En portant plainte contre les États-Unis, Huawei espérait être de nouveau autorisé à travailler avec Google et ses autres partenaires. Mais la justice américaine donne raison au gouvernement de Donald Trump. 

En mai 2019, Huawei a porté plainte contre le gouvernement américain. À l’époque inscrite sur liste noire depuis seulement quelques jours, la marque chinoise espérait qu’une cour du Texas invalide la décision de l’administration Trump et la ré-autorise à commercer avec des sociétés américaines. Plusieurs mois plus tard, la cour texane vient de rendre son jugement. Pour elle, les États-Unis n’ont rien fait de mal. 

Huawei est toujours bloqué

Dans un rapport de 57 pages, le juge Amos Mazzant explique que le Congrès américain est en droit d’exclure une entreprise du marché américain en vertu des pouvoirs qui lui sont conférés par la NDAA, la Loi d’autorisation de la Défense nationale. La justice américaine, aussi indépendante soit-elle, n’a donc pas la capacités d’exonérer la marque chinoise. L’administration Trump n’a pas commis un acte illégal en blacklistant Huawei puisque des soucis de sécurité nationale sont évoqués. 

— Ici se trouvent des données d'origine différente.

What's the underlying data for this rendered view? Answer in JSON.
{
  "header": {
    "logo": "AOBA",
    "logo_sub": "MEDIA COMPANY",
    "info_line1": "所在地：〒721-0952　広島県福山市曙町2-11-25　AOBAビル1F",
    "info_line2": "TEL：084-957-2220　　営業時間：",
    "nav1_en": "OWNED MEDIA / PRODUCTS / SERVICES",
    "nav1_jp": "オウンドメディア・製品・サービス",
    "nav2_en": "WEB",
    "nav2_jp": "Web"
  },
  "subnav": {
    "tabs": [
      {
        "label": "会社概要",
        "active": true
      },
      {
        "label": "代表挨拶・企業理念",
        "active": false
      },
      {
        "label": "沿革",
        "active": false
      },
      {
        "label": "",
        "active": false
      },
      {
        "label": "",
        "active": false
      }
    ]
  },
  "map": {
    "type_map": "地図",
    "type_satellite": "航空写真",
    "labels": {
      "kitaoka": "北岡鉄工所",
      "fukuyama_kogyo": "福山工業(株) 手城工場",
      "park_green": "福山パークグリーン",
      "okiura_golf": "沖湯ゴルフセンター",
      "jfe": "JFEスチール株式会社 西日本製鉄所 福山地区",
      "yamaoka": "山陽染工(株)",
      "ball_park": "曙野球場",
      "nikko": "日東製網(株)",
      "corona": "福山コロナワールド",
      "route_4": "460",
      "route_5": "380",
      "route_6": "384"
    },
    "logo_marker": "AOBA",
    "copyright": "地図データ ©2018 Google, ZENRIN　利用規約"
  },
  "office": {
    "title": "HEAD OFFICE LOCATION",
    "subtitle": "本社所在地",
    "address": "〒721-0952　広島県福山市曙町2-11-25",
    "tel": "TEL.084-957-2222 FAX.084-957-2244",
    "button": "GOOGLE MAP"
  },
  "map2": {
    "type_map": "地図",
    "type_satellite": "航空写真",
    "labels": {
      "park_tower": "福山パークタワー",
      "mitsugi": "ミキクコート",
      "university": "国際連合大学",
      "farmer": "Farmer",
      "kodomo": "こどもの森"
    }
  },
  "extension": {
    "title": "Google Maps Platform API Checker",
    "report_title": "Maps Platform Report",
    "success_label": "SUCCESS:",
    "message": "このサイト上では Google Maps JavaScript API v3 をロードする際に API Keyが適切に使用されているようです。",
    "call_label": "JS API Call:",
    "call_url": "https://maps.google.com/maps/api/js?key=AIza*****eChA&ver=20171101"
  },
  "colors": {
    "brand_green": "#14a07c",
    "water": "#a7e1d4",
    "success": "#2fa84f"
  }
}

Interrogé par le New York Times, Huawei se dit déçu par la décision de la cour texane. « Bien que nous comprenions l’importance primordiale de la sécurité nationale, l’approche adoptée par le gouvernement américain donne un faux sentiment de protection tout en sapant les droits constitutionnels de Huawei. Nous continuerons d’envisager d’autres options juridiques » a déclaré un porte-parole de la marque chinoise. De son côté, le gouvernement américain se dit « satisfait » par cette décision de justice. 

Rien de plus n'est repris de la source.